La ministre de l’Enseignement primaire, secondaire et technique, Raïssa Malu, a été critiquée pour avoir eu recours à un logiciel d’IA afin de corriger une partie des copies. Certains y voient une modernisation nécessaire et un gain de temps. D’autres dénoncent un risque d’erreur ou un manque de transparence dans un examen aussi symbolique.
Dans le même registre, l’Université de Kisangani a interdit l’entrée des téléphones dans les salles d’examen. La direction académique affirme que de nombreux étudiants utilisent désormais des applications d’IA comme ChatGPT pour tricher.

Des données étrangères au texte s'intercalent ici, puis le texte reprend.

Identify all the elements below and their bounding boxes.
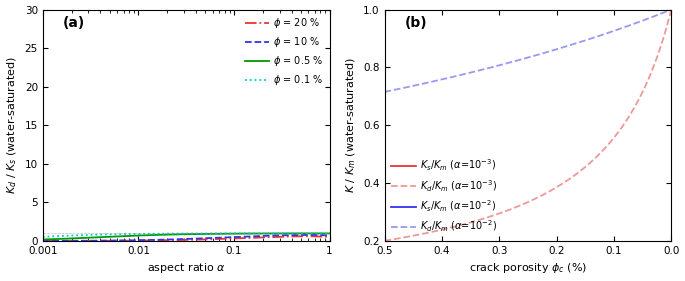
$K_s/K_m$ ($\alpha$=10$^{-3}$) [609,8,617,11]
$K_d/K_m$ ($\alpha$=10$^{-3}$) [507,208,515,211]
$K_d/K_m$ ($\alpha$=10$^{-2}$) [380,90,388,94]
$K_s/K_m$ ($\alpha$=10$^{-2}$) [507,7,515,11]
$\phi$ = 0.5 % [165,233,173,236]
$K_s/K_m$ ($\alpha$=10$^{-3}$) [507,7,515,11]
$\phi$ = 20 % [236,237,244,240]
Y-axis label: $K_d$ / $K_s$ (water-saturated): $K_d$ / $K_s$ (water-saturated) [5,56,19,194]
$K_s/K_m$ ($\alpha$=10$^{-2}$) [410,7,418,10]
$\phi$ = 0.1 % [155,232,163,235]
$\phi$ = 20 % [262,235,271,239]
$\phi$ = 0.1 % [165,232,173,235]
$K_d/K_m$ ($\alpha$=10$^{-2}$) [410,84,418,87]
$\phi$ = 10 % [165,238,173,241]
Text: (b): (b) [405,17,427,31]
$\phi$ = 0.5 % [325,232,334,235]
$\phi$ = 0.1 % [262,232,271,235]
Line: $K_d/K_m$ ($\alpha$=10$^{-2}$): $K_d/K_m$ ($\alpha$=10$^{-2}$) [384,10,671,92]
$K_s/K_m$ ($\alpha$=10$^{-3}$) [604,8,612,11]
$K_d/K_m$ ($\alpha$=10$^{-3}$) [410,234,418,237]
$K_s/K_m$ ($\alpha$=10$^{-2}$) [577,8,586,11]
Line: $K_s/K_m$ ($\alpha$=10$^{-3}$): $K_s/K_m$ ($\alpha$=10$^{-3}$) [384,9,671,10]
$\phi$ = 0.5 % [236,232,244,235]
$\phi$ = 10 % [306,233,314,237]
$K_d/K_m$ ($\alpha$=10$^{-2}$) [577,40,586,43]
$\phi$ = 0.1 % [39,235,47,238]
$K_d/K_m$ ($\alpha$=10$^{-3}$) [609,137,617,140]
$K_d/K_m$ ($\alpha$=10$^{-3}$) [497,211,505,215]
$K_s/K_m$ ($\alpha$=10$^{-2}$) [609,8,617,11]
$K_s/K_m$ ($\alpha$=10$^{-3}$) [380,7,388,10]
$\phi$ = 20 % [155,239,163,242]
$K_d/K_m$ ($\alpha$=10$^{-2}$) [604,31,612,35]
$\phi$ = 10 % [68,239,76,243]
$K_s/K_m$ ($\alpha$=10$^{-3}$) [577,8,586,11]
$K_d/K_m$ ($\alpha$=10$^{-3}$) [667,8,675,11]
$\phi$ = 0.5 % [68,237,76,240]
$\phi$ = 0.1 % [236,232,244,235]
$K_d/K_m$ ($\alpha$=10$^{-3}$) [380,239,388,243]
$\phi$ = 20 % [39,239,47,243]
$\phi$ = 20 % [303,235,311,238]
$\phi$ = 0.1 % [267,232,275,235]
$\phi$ = 10 % [236,235,244,239]
Line: $\phi$ = 0.1 %: $\phi$ = 0.1 % [43,233,329,237]
$\phi$ = 20 % [325,235,334,238]
$\phi$ = 10 % [39,239,47,243]
Legend: $K_s/K_m$ ($\alpha$=10$^{-3}$), $K_d/K_m$ ($\alpha$=10$^{-3}$), $K_s/K_m$ ($\alp: $K_s/K_m$ ($\alpha$=10$^{-3}$), $K_d/K_m… [388,154,500,238]
$\phi$ = 0.5 % [155,233,163,237]
$\phi$ = 10 % [262,234,271,237]
X-axis label: crack porosity $\phi_c$ (%): crack porosity $\phi_c$ (%) [469,261,587,275]
$K_s/K_m$ ($\alpha$=10$^{-2}$) [380,7,388,10]
Line: $K_d/K_m$ ($\alpha$=10$^{-3}$): $K_d/K_m$ ($\alpha$=10$^{-3}$) [384,10,671,241]
$K_d/K_m$ ($\alpha$=10$^{-3}$) [604,143,612,146]
Line: $\phi$ = 20 %: $\phi$ = 20 % [43,236,329,241]
$\phi$ = 0.1 % [325,232,334,235]
$\phi$ = 20 % [267,235,275,239]
Line: $\phi$ = 10 %: $\phi$ = 10 % [43,235,329,241]
$\phi$ = 10 % [267,234,275,237]
$K_s/K_m$ ($\alpha$=10$^{-2}$) [497,7,505,11]
$K_d/K_m$ ($\alpha$=10$^{-2}$) [609,30,617,33]
$K_d/K_m$ ($\alpha$=10$^{-3}$) [577,168,586,172]
$K_s/K_m$ ($\alpha$=10$^{-3}$) [410,7,418,10]
$\phi$ = 0.1 % [308,232,316,235]
X-axis label: aspect ratio $\alpha$: aspect ratio $\alpha$ [147,261,225,275]
$\phi$ = 20 % [165,239,173,242]
$\phi$ = 0.5 % [308,232,316,235]
$K_d/K_m$ ($\alpha$=10$^{-2}$) [507,61,515,64]
Y-axis label: $K$ / $K_m$ (water-saturated): $K$ / $K_m$ (water-saturated) [344,57,358,193]
$\phi$ = 20 % [68,239,76,243]
$K_d/K_m$ ($\alpha$=10$^{-2}$) [667,8,675,11]
$\phi$ = 0.5 % [39,238,47,241]
$\phi$ = 10 % [325,234,334,237]
Line: $\phi$ = 0.5 %: $\phi$ = 0.5 % [43,234,329,239]
$\phi$ = 0.5 % [267,232,275,235]
$\phi$ = 0.1 % [68,234,76,237]
Legend: $\phi$ = 20 %, $\phi$ = 10 %, $\phi$ = 0.5 %, $\phi$ = 0.1 %: $\phi$ = 20 %, $\phi$ = 10 %, $\phi$ = 0… [240,12,327,91]
Text: (a): (a) [63,17,85,31]
$K_d/K_m$ ($\alpha$=10$^{-2}$) [497,63,505,67]
$\phi$ = 0.5 % [262,232,271,235]
Line: $K_s/K_m$ ($\alpha$=10$^{-2}$): $K_s/K_m$ ($\alpha$=10$^{-2}$) [384,9,671,10]
$\phi$ = 10 % [155,238,163,241]
$K_s/K_m$ ($\alpha$=10$^{-3}$) [497,7,505,11]
$K_s/K_m$ ($\alpha$=10$^{-2}$) [604,8,612,11]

Mais au-delà de ces controverses, l’IA représente aussi une formidable opportunité de créativité et de développement pour l’Afrique. De plus en plus de startups locales se lancent dans des solutions adaptées : agriculture intelligente, santé numérique, éducation interactive. À Kinshasa, Nairobi ou Lagos, de jeunes développeurs imaginent déjà des outils pour traduire les langues locales, faciliter le commerce ou encore automatiser des services publics.
Certains spécialistes rappellent que l’IA n’est pas qu’une menace. Elle peut aussi être un moteur d’inclusion. « Le vrai enjeu, c’est de former les jeunes Africains pour qu’ils ne soient pas seulement consommateurs, mais créateurs d’IA », souligne un chercheur congolais en sciences numériques ayant requis l’anonymat.
La montée de l’intelligence artificielle en Afrique illustre donc un double mouvement : espoirs de modernisation et peurs de dérives. Entre créativité, opportunités économiques et garde-fous nécessaires, le continent se trouve à un carrefour décisif.